As in all chemical reactions, conversion in visbreaking depends primarily on temperature and time. As a measure of “thermal severity” under reactions conditions, one can use a thermal severity index (TSI) as a function of temperature and time that is shown in Figure 6.4. The exponential dependence of TSI on temperature relates to the general exponential term that constitutes the chemical reaction rate constants. The chemical conversion in visbreaking reactions can be expressed as the reduction in concentration (cA) of long-chain alkane (or high-molecular weight compounds) in the feedstocks. One can see from Figure 6.4 that the conversion in the visbreaking reaction can be expressed by the integral in Figure 6.4, assuming an apparent first-order kinetics for the reaction. It can also be seen, in Figure 6.4, that the conversion that can be related to the extent of visbreaking depends on (kt); and the TSI to establish the interchangeability of T and t for a given conversion relates to (e(-Ea/RT)t), where Ea is the apparent activation energy of the reaction, R is the universal gas constant, T is the temperature, and t is time. In using the TSI for comparing thermal severity of different T and t combinations as major operating variables of visbreaking, care should be taken to use the right units for R and T. As a general convention, an apparent activation of energy of 50 kcal/mol is assumed for thermal cracking reactions involving the homolysis of C-C bonds to produce free radicals.
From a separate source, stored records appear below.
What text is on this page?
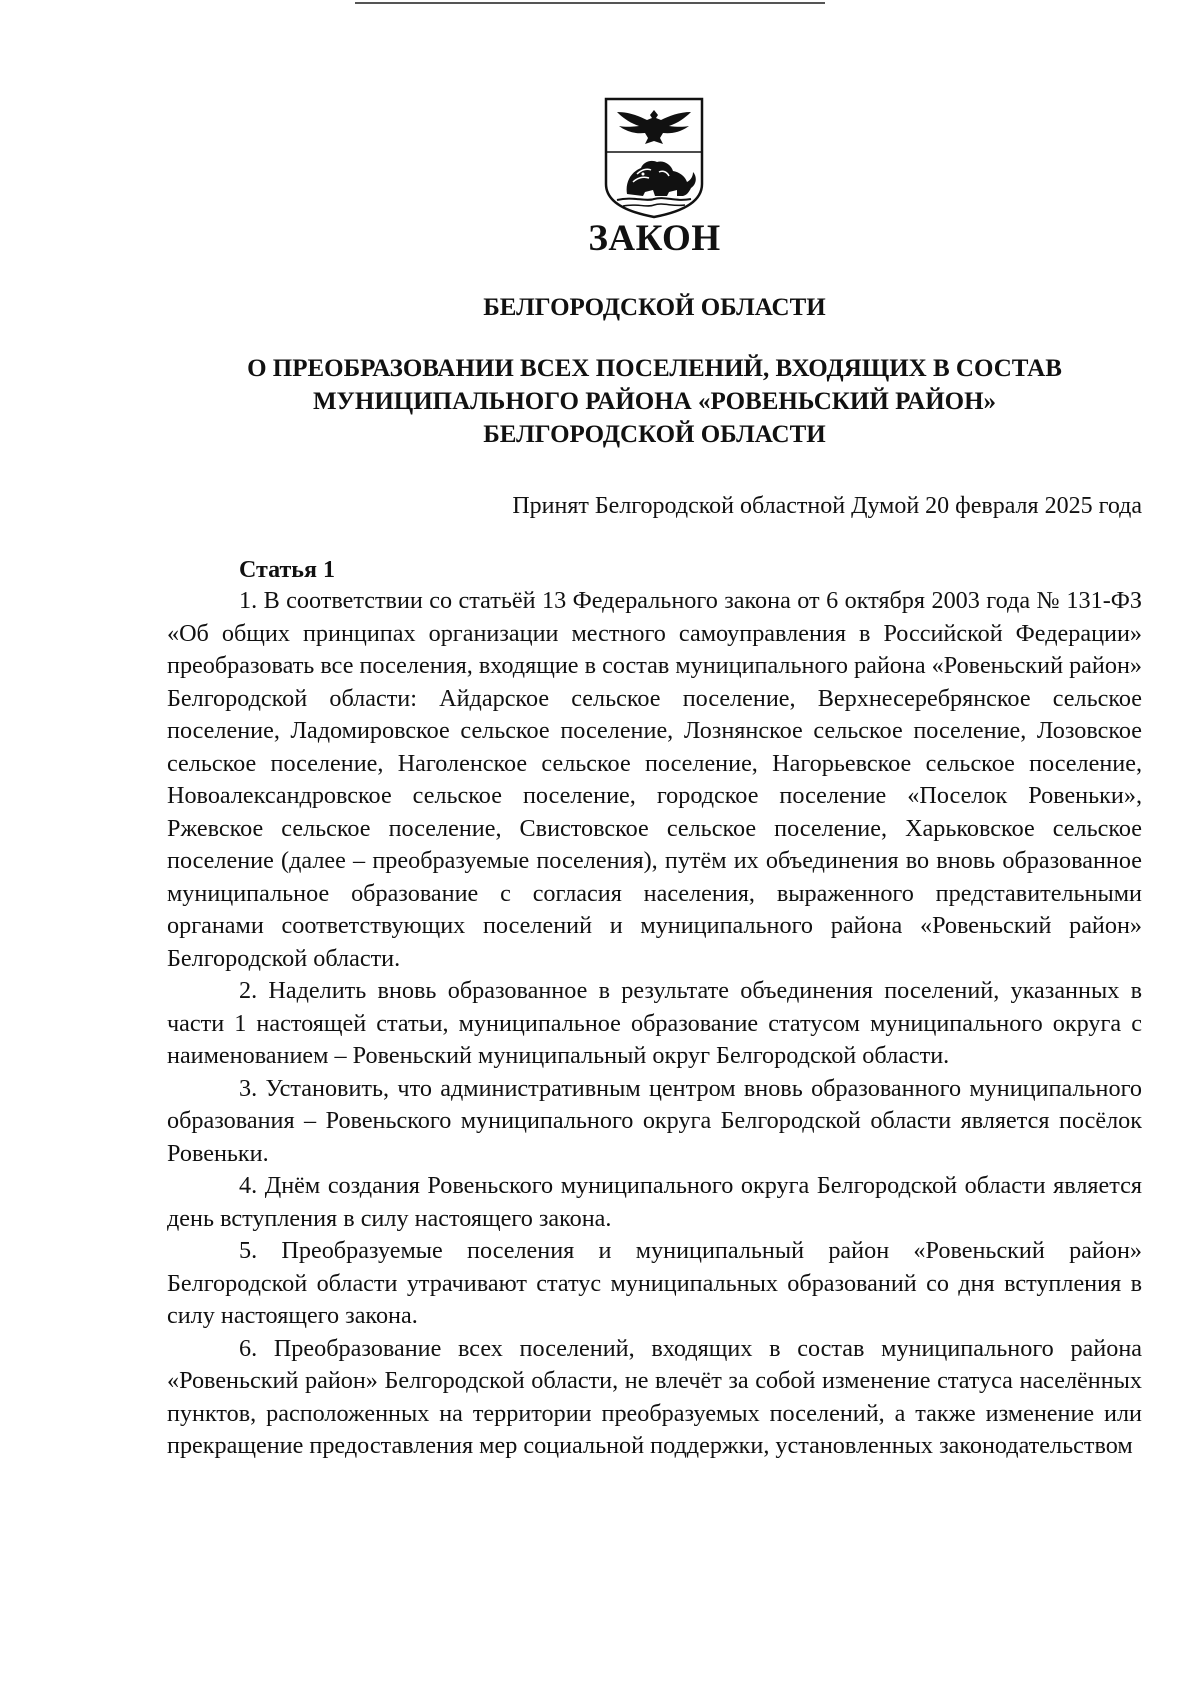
ЗАКОН
БЕЛГОРОДСКОЙ ОБЛАСТИ
О ПРЕОБРАЗОВАНИИ ВСЕХ ПОСЕЛЕНИЙ, ВХОДЯЩИХ В СОСТАВ
МУНИЦИПАЛЬНОГО РАЙОНА «РОВЕНЬСКИЙ РАЙОН»
БЕЛГОРОДСКОЙ ОБЛАСТИ
Принят Белгородской областной Думой 20 февраля 2025 года
Статья 1

1. В соответствии со статьёй 13 Федерального закона от 6 октября 2003 года № 131-ФЗ «Об общих принципах организации местного самоуправления в Российской Федерации» преобразовать все поселения, входящие в состав муниципального района «Ровеньский район» Белгородской области: Айдарское сельское поселение, Верхнесеребрянское сельское поселение, Ладомировское сельское поселение, Лознянское сельское поселение, Лозовское сельское поселение, Наголенское сельское поселение, Нагорьевское сельское поселение, Новоалександровское сельское поселение, городское поселение «Поселок Ровеньки», Ржевское сельское поселение, Свистовское сельское поселение, Харьковское сельское поселение (далее – преобразуемые поселения), путём их объединения во вновь образованное муниципальное образование с согласия населения, выраженного представительными органами соответствующих поселений и муниципального района «Ровеньский район» Белгородской области.

2. Наделить вновь образованное в результате объединения поселений, указанных в части 1 настоящей статьи, муниципальное образование статусом муниципального округа с наименованием – Ровеньский муниципальный округ Белгородской области.

3. Установить, что административным центром вновь образованного муниципального образования – Ровеньского муниципального округа Белгородской области является посёлок Ровеньки.

4. Днём создания Ровеньского муниципального округа Белгородской области является день вступления в силу настоящего закона.

5. Преобразуемые поселения и муниципальный район «Ровеньский район» Белгородской области утрачивают статус муниципальных образований со дня вступления в силу настоящего закона.

6. Преобразование всех поселений, входящих в состав муниципального района «Ровеньский район» Белгородской области, не влечёт за собой изменение статуса населённых пунктов, расположенных на территории преобразуемых поселений, а также изменение или прекращение предоставления мер социальной поддержки, установленных законодательством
Higher visbreaking severity would produce a higher reduction in viscosity. Thermal severity is limited by the reactivity of the feedstock and the storage stability of the residual fuel in accordance with the desired conversion level and desired reduction in viscosity. Asphaltene content and concarbon of the feedstocks are important factors to consider when selecting an appropriate thermal severity for the process to prevent excessive coking in the visbreaking reactor.
[1] Petroleum Refining, by J. H. Gary, G. E. Handwerk, M. J. Kaiser, 5th Edition, CRC Press NY, 2007, Chapter 5, pp.111-116.
There are two types of visbreaking processes: coil or soaker visbreaking. Figure 6.5a shows a schematic diagram of the coil visbreaking process. For visbreaking, the feedstock is introduced into the coil heated in the furnace, where the thermal cracking reactions take place. At the furnace outlet, the reaction products are immediately quenched using a portion of the gas oil product from the fractionator to stop the thermal cracking reactions. The quenched products are sent to the fractionator for separation into gas, gasoline, light gas oil, and visbroken residue streams. A steam stripper can be used with the fractionator for better separation of the visbreaking products. In the soaker visbreaking process, a soak drum is placed after the furnace, Figure 6.5b. Most of the thermal cracking reactions, in this case, take place in the soaker drum.
Depending on the process objectives and feedstock characteristics, reaction temperatures range from 450°C to 485°C and pressures ranging from 3 to 10 bar. Higher temperatures and lower residence times are used in the coil visbreaking process.
Residence times can vary from 1 min (associated with high temperatures in coil visbreaking) to 10 min (for lower temperatures used in soaker visbreaking).
Similar to deasphalting and distillation, the environmental impact of visbreaking is associated with burning fuel in the furnace to provide energy for thermal cracking, and, to a lesser extent, burning off the coke deposited in the coil or soaker drum leading to emissions of CO2, oxides of nitrogen (NOx), and oxides of sulfur (SOx) in the flue gases.
A coil visbreaker operates at 500°C for 1 min. How long will it take to achieve the same thermal severity at 450°C in a soaker visbreaking process? An apparent Arrhenius activation energy for thermal cracking is given as 50 kcal/mol.